Nicht nur die Traurede ist auf das Brautpaar zugeschnitten. Bei der Freien Trauung ist das Hochzeitspaar auch frei in der Wahl des Ortes - die Trauung lässt sich am Strand, im heimischen Garten, auf einem Schloss, im Heißluftballon, im Stadion oder irgendeinem anderen Lieblingsort feiern. Die Zeremonie ist ganz auf die Wünsche des Paares ausgerichtet. Religionszugehörigkeit spielt hier keine Rolle. Weißes Brautkleid geht auch ohne Kirche. Allerdings gilt, wer verheiratet sein möchte, muss nach wie vor erst zum Standesamt.

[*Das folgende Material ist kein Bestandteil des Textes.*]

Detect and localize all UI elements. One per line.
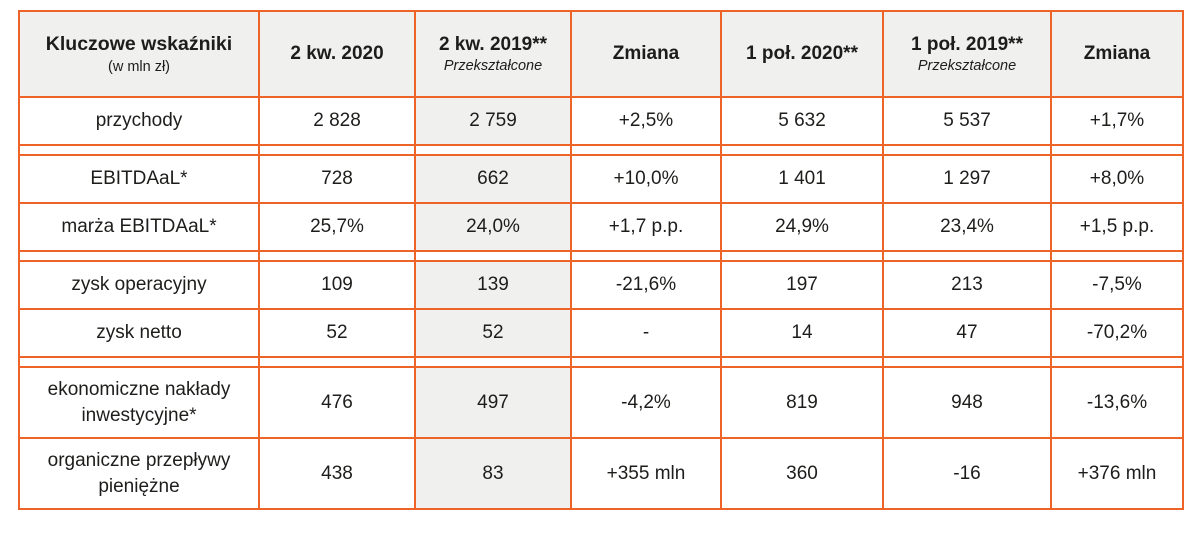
header-sublabel: Przekształcone	[917, 58, 1017, 74]
spacer-cell	[720, 144, 884, 156]
cell-value: 23,4%	[882, 202, 1052, 252]
table-row-zysk-operacyjny: zysk operacyjny 109 139 -21,6% 197 213 -…	[18, 260, 1184, 310]
spacer-cell	[18, 250, 260, 262]
cell-value: 52	[414, 308, 572, 358]
spacer-cell	[18, 356, 260, 368]
cell-value: 197	[720, 260, 884, 310]
cell-value: 662	[414, 154, 572, 204]
table-row-przychody: przychody 2 828 2 759 +2,5% 5 632 5 537 …	[18, 96, 1184, 146]
cell-value: 2 759	[414, 96, 572, 146]
cell-value: 213	[882, 260, 1052, 310]
header-q2-2020: 2 kw. 2020	[258, 10, 416, 98]
row-label: organiczne przepływy pieniężne	[18, 437, 260, 510]
spacer-cell	[570, 144, 722, 156]
spacer-cell	[1050, 250, 1184, 262]
cell-value: +1,7 p.p.	[570, 202, 722, 252]
spacer-cell	[18, 144, 260, 156]
spacer-cell	[882, 144, 1052, 156]
spacer-cell	[414, 356, 572, 368]
cell-value: 819	[720, 366, 884, 439]
cell-value: +376 mln	[1050, 437, 1184, 510]
row-label: EBITDAaL*	[18, 154, 260, 204]
cell-value: 25,7%	[258, 202, 416, 252]
header-label: 1 poł. 2020**	[746, 43, 858, 64]
spacer-cell	[258, 144, 416, 156]
cell-value: 1 297	[882, 154, 1052, 204]
key-indicators-table: Kluczowe wskaźniki (w mln zł) 2 kw. 2020…	[18, 10, 1184, 510]
cell-value: 24,0%	[414, 202, 572, 252]
spacer-cell	[1050, 144, 1184, 156]
header-key-indicators: Kluczowe wskaźniki (w mln zł)	[18, 10, 260, 98]
cell-value: +8,0%	[1050, 154, 1184, 204]
table-row-organiczne-przeplywy: organiczne przepływy pieniężne 438 83 +3…	[18, 437, 1184, 510]
table-header-row: Kluczowe wskaźniki (w mln zł) 2 kw. 2020…	[18, 10, 1184, 98]
cell-value: 1 401	[720, 154, 884, 204]
cell-value: 139	[414, 260, 572, 310]
spacer-cell	[414, 250, 572, 262]
cell-value: -13,6%	[1050, 366, 1184, 439]
spacer-row	[18, 356, 1184, 368]
header-sublabel: Przekształcone	[443, 58, 543, 74]
cell-value: -21,6%	[570, 260, 722, 310]
cell-value: +355 mln	[570, 437, 722, 510]
cell-value: 497	[414, 366, 572, 439]
cell-value: 83	[414, 437, 572, 510]
spacer-cell	[720, 250, 884, 262]
cell-value: 52	[258, 308, 416, 358]
cell-value: 438	[258, 437, 416, 510]
table-row-ebitdaal: EBITDAaL* 728 662 +10,0% 1 401 1 297 +8,…	[18, 154, 1184, 204]
table-row-ekonomiczne-naklady: ekonomiczne nakłady inwestycyjne* 476 49…	[18, 366, 1184, 439]
row-label: zysk operacyjny	[18, 260, 260, 310]
spacer-row	[18, 250, 1184, 262]
header-unit-note: (w mln zł)	[107, 59, 171, 75]
header-label: 2 kw. 2019**	[438, 34, 548, 55]
spacer-cell	[414, 144, 572, 156]
cell-value: 47	[882, 308, 1052, 358]
header-q2-2019: 2 kw. 2019** Przekształcone	[414, 10, 572, 98]
spacer-cell	[882, 356, 1052, 368]
header-title: Kluczowe wskaźniki	[45, 33, 233, 55]
header-change-h: Zmiana	[1050, 10, 1184, 98]
cell-value: 948	[882, 366, 1052, 439]
spacer-cell	[258, 356, 416, 368]
cell-value: 14	[720, 308, 884, 358]
table-row-marza-ebitdaal: marża EBITDAaL* 25,7% 24,0% +1,7 p.p. 24…	[18, 202, 1184, 252]
header-label: 1 poł. 2019**	[911, 34, 1023, 55]
cell-value: +10,0%	[570, 154, 722, 204]
cell-value: +1,7%	[1050, 96, 1184, 146]
spacer-cell	[570, 250, 722, 262]
cell-value: 5 537	[882, 96, 1052, 146]
spacer-row	[18, 144, 1184, 156]
cell-value: 2 828	[258, 96, 416, 146]
cell-value: +1,5 p.p.	[1050, 202, 1184, 252]
header-label: Zmiana	[612, 43, 680, 64]
cell-value: -70,2%	[1050, 308, 1184, 358]
cell-value: 109	[258, 260, 416, 310]
cell-value: -4,2%	[570, 366, 722, 439]
cell-value: +2,5%	[570, 96, 722, 146]
header-change-q: Zmiana	[570, 10, 722, 98]
header-label: 2 kw. 2020	[290, 43, 384, 64]
cell-value: 360	[720, 437, 884, 510]
cell-value: 728	[258, 154, 416, 204]
header-h1-2020: 1 poł. 2020**	[720, 10, 884, 98]
cell-value: -	[570, 308, 722, 358]
row-label: marża EBITDAaL*	[18, 202, 260, 252]
spacer-cell	[570, 356, 722, 368]
cell-value: -16	[882, 437, 1052, 510]
header-label: Zmiana	[1083, 43, 1151, 64]
cell-value: 476	[258, 366, 416, 439]
row-label: przychody	[18, 96, 260, 146]
row-label: zysk netto	[18, 308, 260, 358]
spacer-cell	[720, 356, 884, 368]
spacer-cell	[1050, 356, 1184, 368]
row-label: ekonomiczne nakłady inwestycyjne*	[18, 366, 260, 439]
cell-value: -7,5%	[1050, 260, 1184, 310]
cell-value: 5 632	[720, 96, 884, 146]
spacer-cell	[882, 250, 1052, 262]
table-row-zysk-netto: zysk netto 52 52 - 14 47 -70,2%	[18, 308, 1184, 358]
spacer-cell	[258, 250, 416, 262]
header-h1-2019: 1 poł. 2019** Przekształcone	[882, 10, 1052, 98]
cell-value: 24,9%	[720, 202, 884, 252]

Auch Bestattungen werden persönlicher

Auch Bestatter stellen fest, dass freie Reden immer häufiger die Worte des Pastors ersetzen. Niklas Leuschen, Bestatter in Prüm: "Grund ist der Wunsch nach mehr Individualität und die zunehmende Zahl von Kirchenaustritten." Er selbst hat während seiner Fortbildung zum Bestattermeister Trauerrhetorik trainiert und hält seit 2017 Trauerreden. Dabei stellt der 29-Jährige den Verstorbenen in den Mittelpunkt. "Was hat ihn ausgemacht? Wie war er? Es kann auch eine Anekdote einfließen, ruhig etwas zum Schmunzeln", erzählt er. Denn das macht den Menschen unverwechselbar.

 

Sybille Schönhofen

 

 

www.wortzauberei.com

www.herzensfeier.de

www.liebevolleworte.de

www.freieredner.com

www.leuschen.de

 

Info

Für den Beruf des Freien Redners gibt es bisher keine geregelte Ausbildung. Beispielsweise bieten Industrie- und Handelskammern Zertifikatslehrgänge an.